MovieChat: A System for Understanding Long Videos and Answering Questions
MovieChat: A system for understanding long videos, capable of comprehending video content and answering questions about the video.
MovieChat integrates visual models and large language models to overcome limitations of specific predefined visual tasks.
The model divides memory into two types: short-term memory for recent events and long-term memory for storing key information in the video that remains unchanged over time.
MovieChat aims to address the challenges of computational complexity, memory cost, and long-term temporal dependencies in long videos.
The working mechanism of MovieChat is primarily inspired by the Atkinson-Shiffrin memory model, proposing a memory mechanism that includes fast-updating short-term memory and compact long-term memory.
Short-term memory is designed for rapid updates and can be understood as the memory of recent events in the video, which quickly updates as new events occur. On the other hand, long-term memory is more compact and stores key information from the video that remains unchanged over an extended period.
In the Transformer model, tokens are used as carriers of memory. This means that each token can be seen as a memory unit, storing a certain part of information from the video. Through this approach, MovieChat can effectively manage and utilize memory resources when dealing with long videos.
The MovieChat framework consists of a visual feature extractor, short-term and long-term memory buffers, a video projection layer, and a large-scale language model. Visual feature extraction is performed using pre-trained models such as ViT-G/14 and Q-former. These visual features are extracted and then transformed into a format that can be processed by the large-scale language model through the video projection layer.
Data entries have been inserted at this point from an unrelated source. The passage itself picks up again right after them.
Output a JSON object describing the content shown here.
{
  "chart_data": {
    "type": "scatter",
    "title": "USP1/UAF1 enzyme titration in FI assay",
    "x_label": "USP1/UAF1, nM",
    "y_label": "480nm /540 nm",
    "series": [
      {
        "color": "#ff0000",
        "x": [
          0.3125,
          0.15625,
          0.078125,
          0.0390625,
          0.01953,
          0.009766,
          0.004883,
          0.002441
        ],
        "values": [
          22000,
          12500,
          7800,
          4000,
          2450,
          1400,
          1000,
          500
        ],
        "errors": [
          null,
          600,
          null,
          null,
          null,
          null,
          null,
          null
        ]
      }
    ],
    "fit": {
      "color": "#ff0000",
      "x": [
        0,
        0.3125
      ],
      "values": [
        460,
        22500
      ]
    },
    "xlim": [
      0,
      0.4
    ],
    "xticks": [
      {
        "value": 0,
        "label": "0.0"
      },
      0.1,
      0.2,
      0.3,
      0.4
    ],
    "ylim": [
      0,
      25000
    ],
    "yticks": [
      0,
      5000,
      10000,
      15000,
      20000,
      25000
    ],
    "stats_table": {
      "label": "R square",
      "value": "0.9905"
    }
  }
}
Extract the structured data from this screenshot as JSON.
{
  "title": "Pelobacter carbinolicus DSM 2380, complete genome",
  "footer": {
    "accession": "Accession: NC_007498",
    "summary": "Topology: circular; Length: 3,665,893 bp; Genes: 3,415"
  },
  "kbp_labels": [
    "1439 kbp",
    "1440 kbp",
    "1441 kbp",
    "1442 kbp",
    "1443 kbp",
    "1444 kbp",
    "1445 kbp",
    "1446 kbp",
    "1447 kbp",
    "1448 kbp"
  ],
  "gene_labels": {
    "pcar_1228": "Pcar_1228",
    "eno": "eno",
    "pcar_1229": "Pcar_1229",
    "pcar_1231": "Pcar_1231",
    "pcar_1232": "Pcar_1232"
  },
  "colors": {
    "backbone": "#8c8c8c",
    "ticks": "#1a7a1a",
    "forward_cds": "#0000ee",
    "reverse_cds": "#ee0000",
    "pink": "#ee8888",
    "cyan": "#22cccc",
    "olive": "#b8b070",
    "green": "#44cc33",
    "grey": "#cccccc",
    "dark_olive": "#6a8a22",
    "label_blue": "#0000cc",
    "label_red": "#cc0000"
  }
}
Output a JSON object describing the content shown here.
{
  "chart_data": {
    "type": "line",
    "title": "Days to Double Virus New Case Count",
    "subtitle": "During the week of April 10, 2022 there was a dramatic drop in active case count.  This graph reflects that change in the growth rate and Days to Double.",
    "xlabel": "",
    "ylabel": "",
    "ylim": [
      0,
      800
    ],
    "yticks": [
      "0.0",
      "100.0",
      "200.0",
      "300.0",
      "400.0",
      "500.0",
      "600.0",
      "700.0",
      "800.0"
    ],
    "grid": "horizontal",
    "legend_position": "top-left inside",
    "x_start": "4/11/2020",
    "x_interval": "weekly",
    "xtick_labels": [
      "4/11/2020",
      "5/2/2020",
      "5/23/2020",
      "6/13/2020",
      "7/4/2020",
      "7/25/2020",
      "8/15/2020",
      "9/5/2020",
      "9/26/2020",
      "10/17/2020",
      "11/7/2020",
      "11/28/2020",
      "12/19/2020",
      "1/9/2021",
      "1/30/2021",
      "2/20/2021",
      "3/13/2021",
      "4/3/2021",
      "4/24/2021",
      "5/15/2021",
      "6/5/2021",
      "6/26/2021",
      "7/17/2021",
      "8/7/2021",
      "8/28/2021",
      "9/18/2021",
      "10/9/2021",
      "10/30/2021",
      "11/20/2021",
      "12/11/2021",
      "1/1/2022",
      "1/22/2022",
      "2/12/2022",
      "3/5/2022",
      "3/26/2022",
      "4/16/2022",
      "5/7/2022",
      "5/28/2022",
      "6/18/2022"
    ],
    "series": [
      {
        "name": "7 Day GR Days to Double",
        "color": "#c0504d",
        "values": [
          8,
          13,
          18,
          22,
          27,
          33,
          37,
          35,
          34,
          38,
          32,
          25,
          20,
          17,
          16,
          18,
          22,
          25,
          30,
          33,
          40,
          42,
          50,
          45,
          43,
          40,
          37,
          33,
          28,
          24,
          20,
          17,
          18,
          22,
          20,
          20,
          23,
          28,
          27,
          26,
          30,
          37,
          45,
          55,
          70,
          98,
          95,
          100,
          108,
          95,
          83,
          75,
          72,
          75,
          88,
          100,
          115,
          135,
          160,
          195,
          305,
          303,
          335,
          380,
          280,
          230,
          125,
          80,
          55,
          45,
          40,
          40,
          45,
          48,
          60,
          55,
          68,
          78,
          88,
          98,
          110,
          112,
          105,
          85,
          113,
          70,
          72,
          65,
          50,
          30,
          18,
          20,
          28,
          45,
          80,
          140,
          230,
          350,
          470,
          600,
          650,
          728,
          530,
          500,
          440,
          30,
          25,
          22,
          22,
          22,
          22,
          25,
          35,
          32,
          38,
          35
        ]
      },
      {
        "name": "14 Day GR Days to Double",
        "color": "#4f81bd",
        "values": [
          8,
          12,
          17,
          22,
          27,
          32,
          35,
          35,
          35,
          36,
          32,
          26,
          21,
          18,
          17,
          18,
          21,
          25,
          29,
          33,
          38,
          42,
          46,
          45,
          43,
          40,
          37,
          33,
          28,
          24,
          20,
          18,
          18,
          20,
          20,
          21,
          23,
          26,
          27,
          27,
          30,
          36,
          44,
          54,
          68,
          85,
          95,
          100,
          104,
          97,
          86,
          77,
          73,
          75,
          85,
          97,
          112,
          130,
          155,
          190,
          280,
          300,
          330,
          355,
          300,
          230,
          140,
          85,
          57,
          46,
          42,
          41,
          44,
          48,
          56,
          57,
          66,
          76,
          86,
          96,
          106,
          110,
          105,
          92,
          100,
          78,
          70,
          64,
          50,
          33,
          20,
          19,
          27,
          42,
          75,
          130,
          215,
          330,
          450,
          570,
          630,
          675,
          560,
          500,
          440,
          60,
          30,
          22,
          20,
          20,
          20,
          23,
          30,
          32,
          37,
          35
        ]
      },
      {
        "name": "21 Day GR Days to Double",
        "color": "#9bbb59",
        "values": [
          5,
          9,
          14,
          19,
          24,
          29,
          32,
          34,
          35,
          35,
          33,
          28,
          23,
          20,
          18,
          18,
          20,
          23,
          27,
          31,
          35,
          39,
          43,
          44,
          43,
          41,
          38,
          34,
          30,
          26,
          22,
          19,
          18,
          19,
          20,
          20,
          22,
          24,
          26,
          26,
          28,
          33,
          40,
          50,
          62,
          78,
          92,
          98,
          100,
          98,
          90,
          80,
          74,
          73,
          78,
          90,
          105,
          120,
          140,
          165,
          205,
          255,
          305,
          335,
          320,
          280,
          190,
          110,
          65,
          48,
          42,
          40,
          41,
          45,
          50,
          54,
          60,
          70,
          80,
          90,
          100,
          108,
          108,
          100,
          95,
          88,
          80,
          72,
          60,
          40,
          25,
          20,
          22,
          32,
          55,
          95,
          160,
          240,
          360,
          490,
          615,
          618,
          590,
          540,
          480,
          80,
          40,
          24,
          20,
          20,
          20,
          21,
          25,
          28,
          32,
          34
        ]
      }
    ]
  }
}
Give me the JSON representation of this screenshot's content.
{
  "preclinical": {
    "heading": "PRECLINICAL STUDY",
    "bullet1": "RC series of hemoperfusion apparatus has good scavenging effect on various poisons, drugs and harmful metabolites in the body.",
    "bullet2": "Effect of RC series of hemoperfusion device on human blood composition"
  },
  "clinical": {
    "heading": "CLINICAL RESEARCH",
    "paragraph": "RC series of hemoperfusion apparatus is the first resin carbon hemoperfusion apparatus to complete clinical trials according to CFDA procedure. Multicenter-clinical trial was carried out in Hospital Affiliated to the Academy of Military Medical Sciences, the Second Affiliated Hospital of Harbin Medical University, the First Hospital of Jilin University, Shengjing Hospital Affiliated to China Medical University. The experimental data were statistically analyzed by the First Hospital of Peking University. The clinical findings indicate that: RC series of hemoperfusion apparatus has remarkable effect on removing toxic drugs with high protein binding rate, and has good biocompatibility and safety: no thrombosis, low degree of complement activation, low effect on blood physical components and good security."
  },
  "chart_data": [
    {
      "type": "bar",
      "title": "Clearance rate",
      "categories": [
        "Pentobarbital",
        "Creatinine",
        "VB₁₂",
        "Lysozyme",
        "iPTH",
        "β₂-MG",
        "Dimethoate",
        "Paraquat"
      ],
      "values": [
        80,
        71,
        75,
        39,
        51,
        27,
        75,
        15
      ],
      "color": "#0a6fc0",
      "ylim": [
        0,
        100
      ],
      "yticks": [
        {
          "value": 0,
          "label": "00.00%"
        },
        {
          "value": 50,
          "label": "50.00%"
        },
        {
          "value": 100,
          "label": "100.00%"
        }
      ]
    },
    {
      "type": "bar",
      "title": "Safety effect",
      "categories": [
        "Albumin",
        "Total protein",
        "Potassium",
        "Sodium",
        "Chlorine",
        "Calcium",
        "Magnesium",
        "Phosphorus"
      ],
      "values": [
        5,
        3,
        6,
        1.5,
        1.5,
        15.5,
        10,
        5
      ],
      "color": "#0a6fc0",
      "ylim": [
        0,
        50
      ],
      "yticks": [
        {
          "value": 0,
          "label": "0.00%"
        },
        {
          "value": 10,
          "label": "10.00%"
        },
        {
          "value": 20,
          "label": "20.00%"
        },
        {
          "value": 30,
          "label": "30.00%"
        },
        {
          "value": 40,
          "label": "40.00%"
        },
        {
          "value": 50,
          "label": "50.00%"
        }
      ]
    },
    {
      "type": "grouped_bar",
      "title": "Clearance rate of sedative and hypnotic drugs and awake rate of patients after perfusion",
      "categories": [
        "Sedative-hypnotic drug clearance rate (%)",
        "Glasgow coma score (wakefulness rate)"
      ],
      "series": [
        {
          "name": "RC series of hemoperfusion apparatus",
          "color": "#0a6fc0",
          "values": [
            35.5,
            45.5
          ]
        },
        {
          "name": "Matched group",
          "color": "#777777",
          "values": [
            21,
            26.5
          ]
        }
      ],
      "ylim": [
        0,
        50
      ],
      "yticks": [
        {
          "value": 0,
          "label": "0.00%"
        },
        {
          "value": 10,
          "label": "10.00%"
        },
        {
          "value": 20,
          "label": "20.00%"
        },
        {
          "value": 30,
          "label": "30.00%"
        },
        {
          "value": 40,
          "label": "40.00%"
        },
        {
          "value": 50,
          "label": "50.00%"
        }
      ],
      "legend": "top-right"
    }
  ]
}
The working principle of MovieChat mainly involves the following steps:
Preprocessing: Firstly, the video is segmented into a series of clips, and each clip is encoded to obtain its feature representation. Memory Management: Then, these feature representations are stored in memory. When processing new video clips, the memory is updated, and old information is gradually forgotten while new information is stored in memory. Question Answering: When MovieChat receives a question, it generates an answer based on the question and the information stored in memory. This process is performed using a Transformer model, which is capable of handling long sequences and generating corresponding answers.
MovieChat can process videos with over 10K frames on a 24GB GPU. It offers a significant advantage over other methods with an average increase in GPU memory cost per frame from 21.3KB/f to ~200MB/f, which is approximately 10,000 times more efficient.